Didattica inclusiva e multisensoriale: l’esperienza CITISLAB
Giovedì 19 e Venerdì 20 febbraio 2026 il team di CITISLAB ha partecipato al Convegno ARTEDU2026: Convegno nazionale sulla didattica delle arti figurative e performative presso il Dipartimento di Architettura di Palermo.
La prof.ssa Ivana Passamani (Founder e Presidente di CITISLAB) è intervenuta portando la sua esperienza su metodologie di rappresentazione tattile e accessibilità dei contenuti artistici e architettonici attraverso una didattica multisensoriale. Il contributo presentato è stato realizzato da prof.ssa Ivana Passamani e arch. Virginia Sgobba (UniBS), Anna Paolini, Anna Lombardo e Martina Loda (Museo Diocesano di Brescia).
Un contributo per un’arte accessibile e condivisa
L’intervento ha illustrato gli esiti del contratto di ricerca “Tutto ha senso” tra il Museo Diocesano di Brescia e l’Università degli Studi di Brescia. Il progetto nasce con un obiettivo chiaro: trasformare il museo in uno spazio realmente accessibile, dove contenitore architettonico e opere d’arte diventano accessibili attraverso strumenti visuo-tattili progettati secondo i principi del Design for All.
L’obiettivo è superare un approccio esclusivamente visivo alla conoscenza, proponendo strumenti che favoriscano una fruizione consapevole anche per persone non vedenti e ipovedenti. Le soluzioni visuo-tattili diventano così dispositivi educativi permanenti, capaci di trasformare la visita in un’esperienza di didattica multisensoriale, dove il tatto integra la vista e rafforza la comprensione dello spazio, delle opere e del paesaggio.
Mappe tattili, modelli tridimensionali, pannelli in rilievo e tavoli tattili consentono di orientarsi nello spazio architettonico e di comprendere anche la complessità simbolica delle opere pittoriche. Se l’orientamento dei visitatori all’interno dello spazio museale può essere supportato da planimetrie e modelli 3D dell’edificio; la vera sfida è la traduzione semantica dei dipinti: rendere percepibili figure, gerarchie compositive e variazioni stilistiche attraverso il tatto, il contrasto cromatico e la scomposizione in piani di profondità.
La trasposizione tattile delle immagini non è una semplice semplificazione, ma un processo metodologico rigoroso che integra rappresentazione grafica, percezione aptica e progettazione inclusiva.

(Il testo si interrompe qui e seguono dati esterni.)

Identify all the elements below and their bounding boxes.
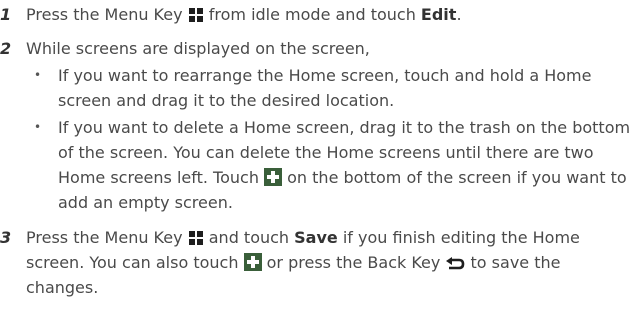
step-text: Press the Menu Key and touch Save if you… bbox=[26, 228, 580, 297]
add-screen-icon bbox=[264, 168, 283, 186]
add-screen-icon bbox=[243, 253, 262, 271]
menu-key-icon bbox=[188, 231, 203, 245]
bullet-text: If you want to delete a Home screen, dra… bbox=[58, 118, 631, 212]
step-text: While screens are displayed on the scree… bbox=[26, 39, 370, 58]
instruction-page: 1 Press the Menu Key from idle mode and … bbox=[0, 0, 639, 309]
save-label: Save bbox=[294, 228, 338, 247]
menu-key-icon bbox=[188, 8, 203, 22]
bullet-marker: • bbox=[34, 120, 42, 134]
step-text: Press the Menu Key from idle mode and to… bbox=[26, 5, 462, 24]
edit-label: Edit bbox=[420, 5, 457, 24]
step-number: 1 bbox=[0, 5, 12, 24]
bullet-text: If you want to rearrange the Home screen… bbox=[58, 66, 592, 110]
bullet-marker: • bbox=[34, 68, 42, 82]
step-number: 3 bbox=[0, 228, 12, 247]
step-number: 2 bbox=[0, 39, 12, 58]
back-key-icon bbox=[446, 257, 465, 270]
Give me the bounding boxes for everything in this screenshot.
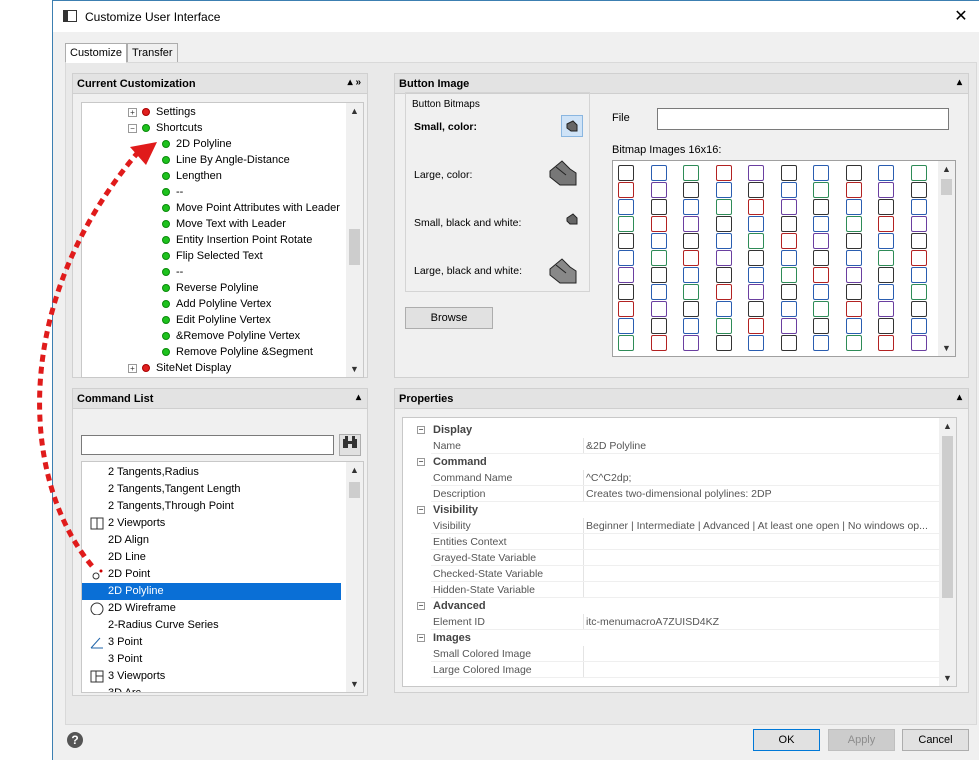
tab-customize[interactable]: Customize [65,43,127,63]
annotation-arrow [37,142,157,568]
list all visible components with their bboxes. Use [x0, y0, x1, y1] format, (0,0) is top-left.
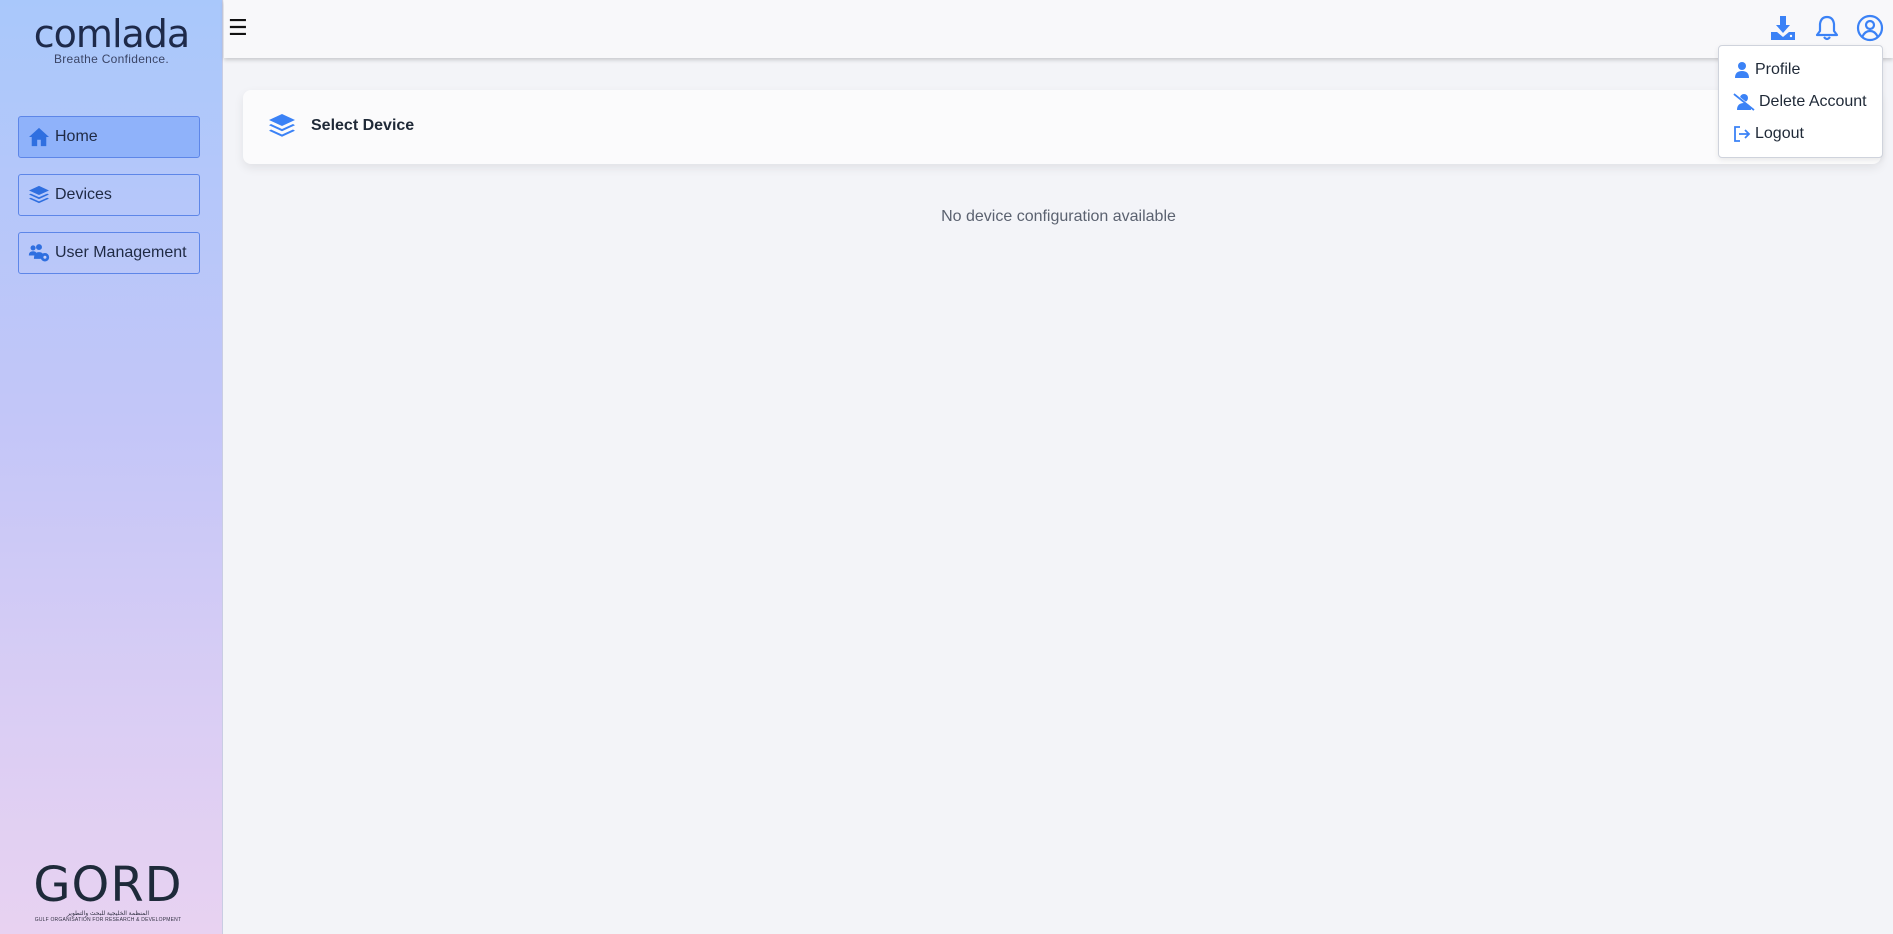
sidebar-item-label: User Management [55, 244, 187, 261]
user-icon [1735, 62, 1749, 78]
layers-icon [267, 112, 297, 142]
sidebar: comlada Breathe Confidence. Home Devices… [0, 0, 223, 934]
select-device-card[interactable]: Select Device [243, 90, 1881, 164]
brand-logo[interactable]: comlada Breathe Confidence. [0, 12, 223, 66]
menu-item-label: Logout [1755, 125, 1804, 142]
bell-icon[interactable] [1813, 14, 1841, 42]
sidebar-item-devices[interactable]: Devices [18, 174, 200, 216]
menu-item-profile[interactable]: Profile [1719, 54, 1882, 86]
gord-logo-english: GULF ORGANISATION FOR RESEARCH & DEVELOP… [34, 917, 182, 923]
sidebar-item-label: Devices [55, 186, 112, 203]
users-gear-icon [27, 243, 51, 263]
user-slash-icon [1733, 93, 1755, 111]
menu-item-logout[interactable]: Logout [1719, 118, 1882, 150]
sidebar-item-home[interactable]: Home [18, 116, 200, 158]
top-bar: ☰ [224, 0, 1893, 58]
menu-item-label: Profile [1755, 61, 1801, 78]
empty-state-message: No device configuration available [941, 208, 1176, 225]
download-icon[interactable] [1769, 14, 1797, 42]
logout-icon [1734, 126, 1751, 142]
menu-item-delete-account[interactable]: Delete Account [1719, 86, 1882, 118]
sidebar-nav: Home Devices User Management [18, 116, 200, 290]
home-icon [27, 127, 51, 147]
gord-logo: GORD المنظمة الخليجية للبحث والتطوير GUL… [28, 860, 188, 923]
sidebar-item-user-management[interactable]: User Management [18, 232, 200, 274]
brand-logo-text: comlada [33, 12, 190, 56]
layers-icon [27, 185, 51, 205]
user-circle-icon[interactable] [1856, 14, 1884, 42]
sidebar-item-label: Home [55, 128, 98, 145]
card-title: Select Device [311, 117, 415, 134]
gord-logo-text: GORD [33, 857, 183, 913]
user-menu-dropdown: Profile Delete Account Logout [1718, 45, 1883, 158]
hamburger-icon[interactable]: ☰ [228, 16, 252, 40]
menu-item-label: Delete Account [1759, 93, 1867, 110]
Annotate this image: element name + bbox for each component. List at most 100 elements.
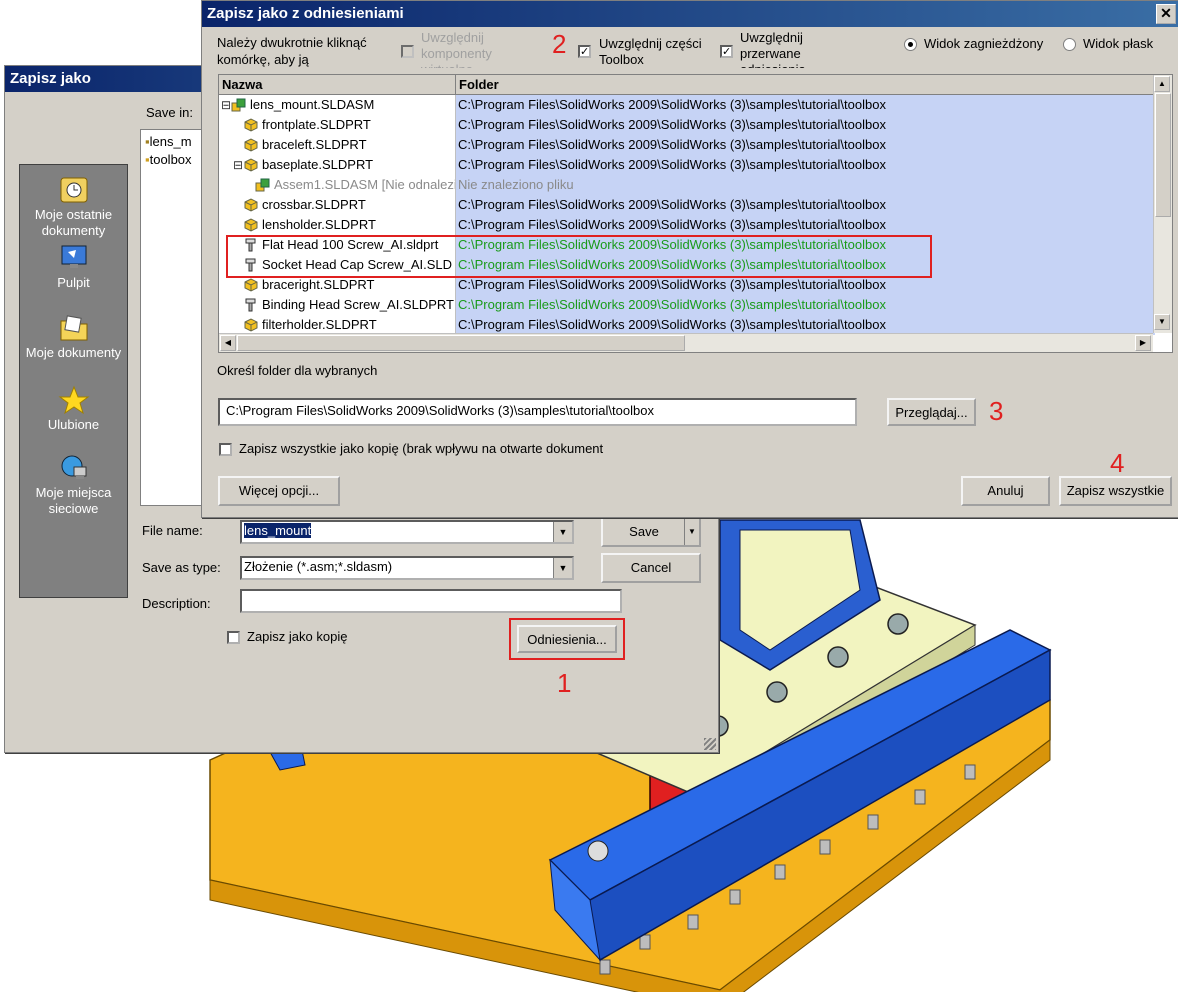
save-all-copy-label: Zapisz wszystkie jako kopię (brak wpływu… — [239, 441, 604, 456]
table-row[interactable]: Assem1.SLDASM [Nie odnalezi Nie znalezion… — [219, 175, 1155, 195]
folder-cell[interactable]: C:\Program Files\SolidWorks 2009\SolidWo… — [456, 135, 1155, 155]
table-row[interactable]: filterholder.SLDPRT C:\Program Files\Soli… — [219, 315, 1155, 335]
missing-assembly-icon — [255, 178, 270, 192]
scroll-right-icon[interactable]: ▶ — [1135, 335, 1151, 351]
scroll-down-icon[interactable]: ▼ — [1154, 314, 1170, 330]
save-in-label: Save in: — [146, 105, 193, 120]
folder-cell[interactable]: C:\Program Files\SolidWorks 2009\SolidWo… — [456, 275, 1155, 295]
save-as-copy-checkbox[interactable] — [227, 631, 240, 644]
place-network-label: Moje miejsca sieciowe — [35, 485, 112, 516]
folder-cell[interactable]: C:\Program Files\SolidWorks 2009\SolidWo… — [456, 115, 1155, 135]
place-recent-label: Moje ostatnie dokumenty — [34, 207, 113, 238]
save-all-copy-checkbox[interactable] — [219, 443, 232, 456]
references-titlebar: Zapisz jako z odniesieniami ✕ — [202, 1, 1178, 27]
scroll-left-icon[interactable]: ◀ — [220, 335, 236, 351]
name-cell[interactable]: Binding Head Screw_AI.SLDPRT — [219, 295, 455, 315]
scroll-up-icon[interactable]: ▲ — [1154, 76, 1170, 92]
folder-path-input[interactable]: C:\Program Files\SolidWorks 2009\SolidWo… — [218, 398, 857, 426]
table-row[interactable]: crossbar.SLDPRT C:\Program Files\SolidWor… — [219, 195, 1155, 215]
cancel-button[interactable]: Cancel — [601, 553, 701, 583]
include-broken-checkbox[interactable]: ✓ — [720, 45, 733, 58]
resize-grip-icon[interactable] — [704, 738, 716, 750]
folder-label-text: Określ folder dla wybranych — [217, 363, 378, 378]
name-cell[interactable]: crossbar.SLDPRT — [219, 195, 455, 215]
save-as-type-select[interactable]: Złożenie (*.asm;*.sldasm) ▼ — [240, 556, 574, 580]
chevron-down-icon[interactable]: ▼ — [553, 522, 572, 542]
view-nested-radio[interactable] — [904, 38, 917, 51]
view-flat-label: Widok płask — [1083, 36, 1154, 51]
folder-cell[interactable]: C:\Program Files\SolidWorks 2009\SolidWo… — [456, 295, 1155, 315]
table-row[interactable]: ⊟ baseplate.SLDPRT C:\Program Files\SolidW… — [219, 155, 1155, 175]
radio-selected-dot — [908, 42, 913, 47]
folder-cell[interactable]: C:\Program Files\SolidWorks 2009\SolidWo… — [456, 95, 1155, 115]
name-cell[interactable]: braceright.SLDPRT — [219, 275, 455, 295]
include-toolbox-checkbox[interactable]: ✓ — [578, 45, 591, 58]
row-name: Binding Head Screw_AI.SLDPRT — [262, 297, 454, 312]
annotation-number-2: 2 — [552, 29, 567, 59]
part-icon — [244, 278, 258, 292]
folder-cell[interactable]: C:\Program Files\SolidWorks 2009\SolidWo… — [456, 195, 1155, 215]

Questo approccio rende possibile una didattica inclusiva capace di coinvolgere pubblici differenti, con e senza disabilità sensoriali, favorendo una partecipazione attiva e consapevole.
Attraverso la scomposizione dei dipinti in livelli, l’uso di rilievi differenziati e texture, ogni visitatore può costruire un proprio percorso di scoperta. L’esperienza laboratoriale – che invita a “vedere” con le mani e a rimettere in discussione la centralità esclusiva della vista – supera il tradizionale divieto del “non si tocca” e diventa occasione di dialogo, confronto e crescita condivisa.
Per CITISLAB, lavorare per una didattica inclusiva significa promuovere un cambiamento culturale: l’accessibilità non è un servizio aggiuntivo, ma una qualità strutturale della comunicazione museale. È un investimento sulla mediazione culturale che amplia il pubblico, rafforza la funzione sociale del museo e restituisce all’arte la sua dimensione educativa, emozionale e relazionale.